Enjeux plus larges  

L'expérience iranienne met en lumière une tendance plus générale : l'utilisation d'actifs numériques par des États sanctionnés pour contourner les restrictions. 

Si l'initiative ne parvient pas à attirer des armateurs internationaux, elle indique néanmoins la volonté de Téhéran d'intégrer la cryptomonnaie dans sa stratégie de survie économique.

Pour les marchés mondiaux, cette initiative ajoute une couche supplémentaire d'incertitude.

Les prix du pétrole restent élevés, les routes maritimes sont perturbées, et désormais le point de passage le plus sensible pour l'énergie mondiale est lié à une monnaie numérique volatile.  

Perspectives  

Que «Hormuz Safe» devienne un mécanisme d'assurance viable ou s'effondre face aux obstacles logistiques et juridiques, il reflète la détermination de l'Iran à trouver des solutions non conventionnelles en période d'isolement. 

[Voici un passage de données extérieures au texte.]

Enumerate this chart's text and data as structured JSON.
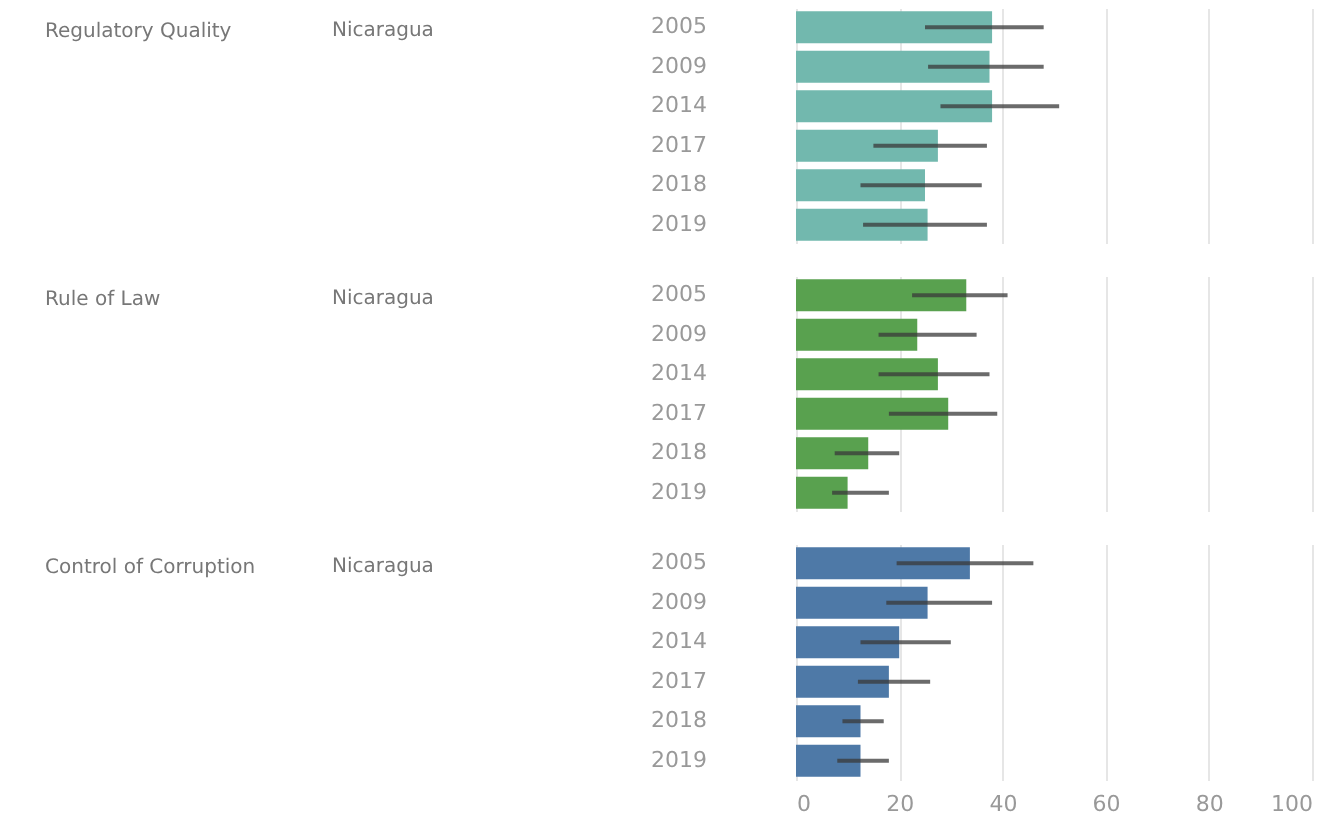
{
  "chart_data": [
    {
      "type": "bar",
      "orientation": "horizontal",
      "ylabel": "Regulatory Quality",
      "annotations": [
        "Nicaragua"
      ],
      "categories": [
        "2005",
        "2009",
        "2014",
        "2017",
        "2018",
        "2019"
      ],
      "series": [
        {
          "color": "#72b8ae",
          "values": [
            38,
            37.5,
            38,
            27.5,
            25,
            25.5
          ],
          "errors": [
            [
              25,
              48
            ],
            [
              25.6,
              48
            ],
            [
              28,
              51
            ],
            [
              15,
              37
            ],
            [
              12.5,
              36
            ],
            [
              13,
              37
            ]
          ]
        }
      ],
      "xlim": [
        0,
        100
      ],
      "xticks": [
        0,
        20,
        40,
        60,
        80,
        100
      ],
      "grid": "x",
      "tick_labels": "y"
    },
    {
      "type": "bar",
      "orientation": "horizontal",
      "ylabel": "Rule of Law",
      "annotations": [
        "Nicaragua"
      ],
      "categories": [
        "2005",
        "2009",
        "2014",
        "2017",
        "2018",
        "2019"
      ],
      "series": [
        {
          "color": "#59a14f",
          "values": [
            33,
            23.5,
            27.5,
            29.5,
            14,
            10
          ],
          "errors": [
            [
              22.5,
              41
            ],
            [
              16,
              35
            ],
            [
              16,
              37.5
            ],
            [
              18,
              39
            ],
            [
              7.5,
              20
            ],
            [
              7,
              18
            ]
          ]
        }
      ],
      "xlim": [
        0,
        100
      ],
      "xticks": [
        0,
        20,
        40,
        60,
        80,
        100
      ],
      "grid": "x",
      "tick_labels": "y"
    },
    {
      "type": "bar",
      "orientation": "horizontal",
      "ylabel": "Control of Corruption",
      "annotations": [
        "Nicaragua"
      ],
      "categories": [
        "2005",
        "2009",
        "2014",
        "2017",
        "2018",
        "2019"
      ],
      "series": [
        {
          "color": "#4e79a7",
          "values": [
            33.7,
            25.5,
            20,
            18,
            12.5,
            12.5
          ],
          "errors": [
            [
              19.5,
              46
            ],
            [
              17.5,
              38
            ],
            [
              12.5,
              30
            ],
            [
              12,
              26
            ],
            [
              9,
              17
            ],
            [
              8,
              18
            ]
          ]
        }
      ],
      "xlim": [
        0,
        100
      ],
      "xticks": [
        0,
        20,
        40,
        60,
        80,
        100
      ],
      "grid": "x"
    }
  ]
}
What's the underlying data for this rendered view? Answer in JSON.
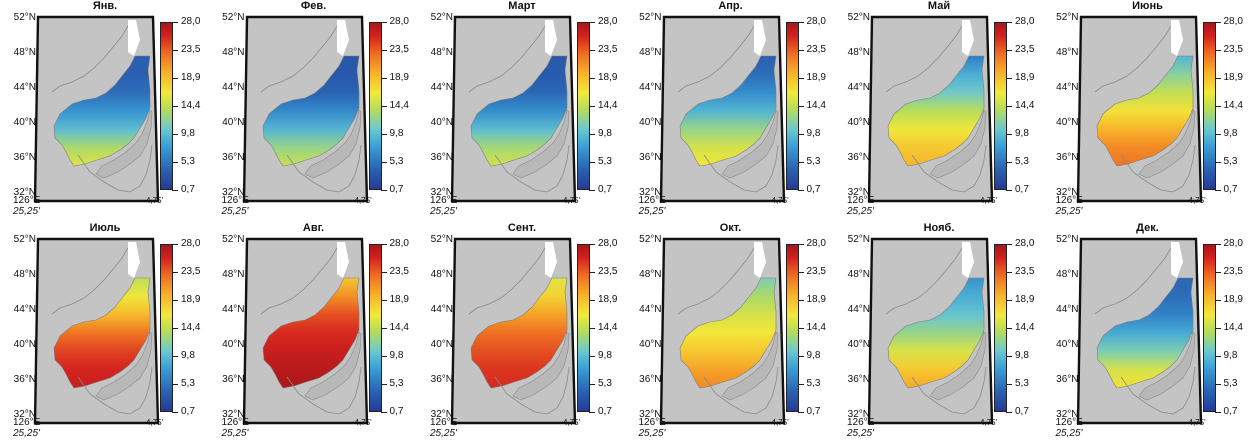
{
  "colors": {
    "land": "#c4c4c4",
    "frame": "#111111",
    "colorbar": [
      "#263a94",
      "#2a63b3",
      "#3aa0d6",
      "#6cc8cf",
      "#b6dc5a",
      "#f2e83a",
      "#f7b12a",
      "#ee6a22",
      "#d4231f",
      "#a8161a"
    ]
  },
  "lat_labels": [
    "52°N",
    "48°N",
    "44°N",
    "40°N",
    "36°N",
    "32°N"
  ],
  "lon_label": "126°E",
  "lon_sub_label": "25,25'",
  "right_label": "4,75'",
  "colorbar_ticks": [
    "28,0",
    "23,5",
    "18,9",
    "14,4",
    "9,8",
    "5,3",
    "0,7"
  ],
  "months": [
    {
      "title": "Янв.",
      "levels": [
        0.1,
        0.1,
        0.13,
        0.2,
        0.3,
        0.43,
        0.52
      ]
    },
    {
      "title": "Фев.",
      "levels": [
        0.08,
        0.08,
        0.11,
        0.18,
        0.28,
        0.4,
        0.48
      ]
    },
    {
      "title": "Март",
      "levels": [
        0.08,
        0.09,
        0.12,
        0.19,
        0.3,
        0.42,
        0.5
      ]
    },
    {
      "title": "Апр.",
      "levels": [
        0.1,
        0.13,
        0.19,
        0.28,
        0.4,
        0.5,
        0.56
      ]
    },
    {
      "title": "Май",
      "levels": [
        0.16,
        0.26,
        0.34,
        0.45,
        0.55,
        0.62,
        0.66
      ]
    },
    {
      "title": "Июнь",
      "levels": [
        0.28,
        0.38,
        0.47,
        0.57,
        0.66,
        0.73,
        0.76
      ]
    },
    {
      "title": "Июль",
      "levels": [
        0.46,
        0.55,
        0.65,
        0.76,
        0.84,
        0.89,
        0.92
      ]
    },
    {
      "title": "Авг.",
      "levels": [
        0.62,
        0.72,
        0.82,
        0.88,
        0.92,
        0.96,
        0.99
      ]
    },
    {
      "title": "Сент.",
      "levels": [
        0.52,
        0.6,
        0.69,
        0.77,
        0.82,
        0.86,
        0.88
      ]
    },
    {
      "title": "Окт.",
      "levels": [
        0.36,
        0.43,
        0.5,
        0.56,
        0.62,
        0.69,
        0.73
      ]
    },
    {
      "title": "Нояб.",
      "levels": [
        0.2,
        0.26,
        0.32,
        0.4,
        0.51,
        0.62,
        0.68
      ]
    },
    {
      "title": "Дек.",
      "levels": [
        0.12,
        0.13,
        0.17,
        0.25,
        0.36,
        0.5,
        0.57
      ]
    }
  ]
}
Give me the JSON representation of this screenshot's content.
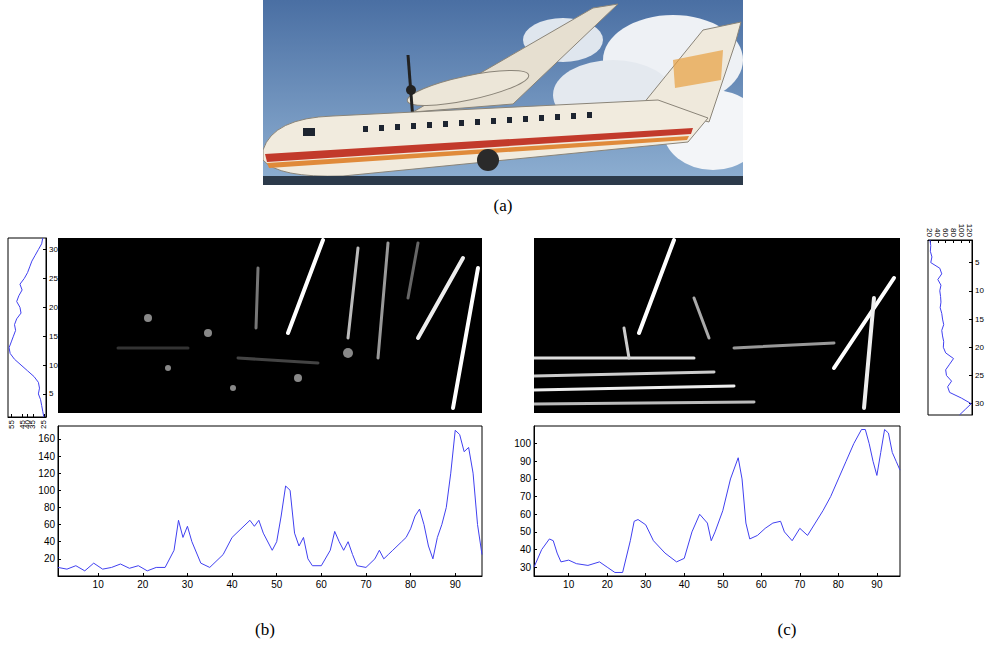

À mesure que la guerre s'éternise, la dépendance du pays au Bitcoin devrait s'approfondir, même si l'industrie maritime mondiale reste méfiante.  

Pour l'instant, le détroit d'Hormuz reste fermé, les prix du pétrole restent élevés, et la mise sur la cryptomonnaie faite par l'Iran souligne le désespoir — et l'ingéniosité — d'une nation assiégée.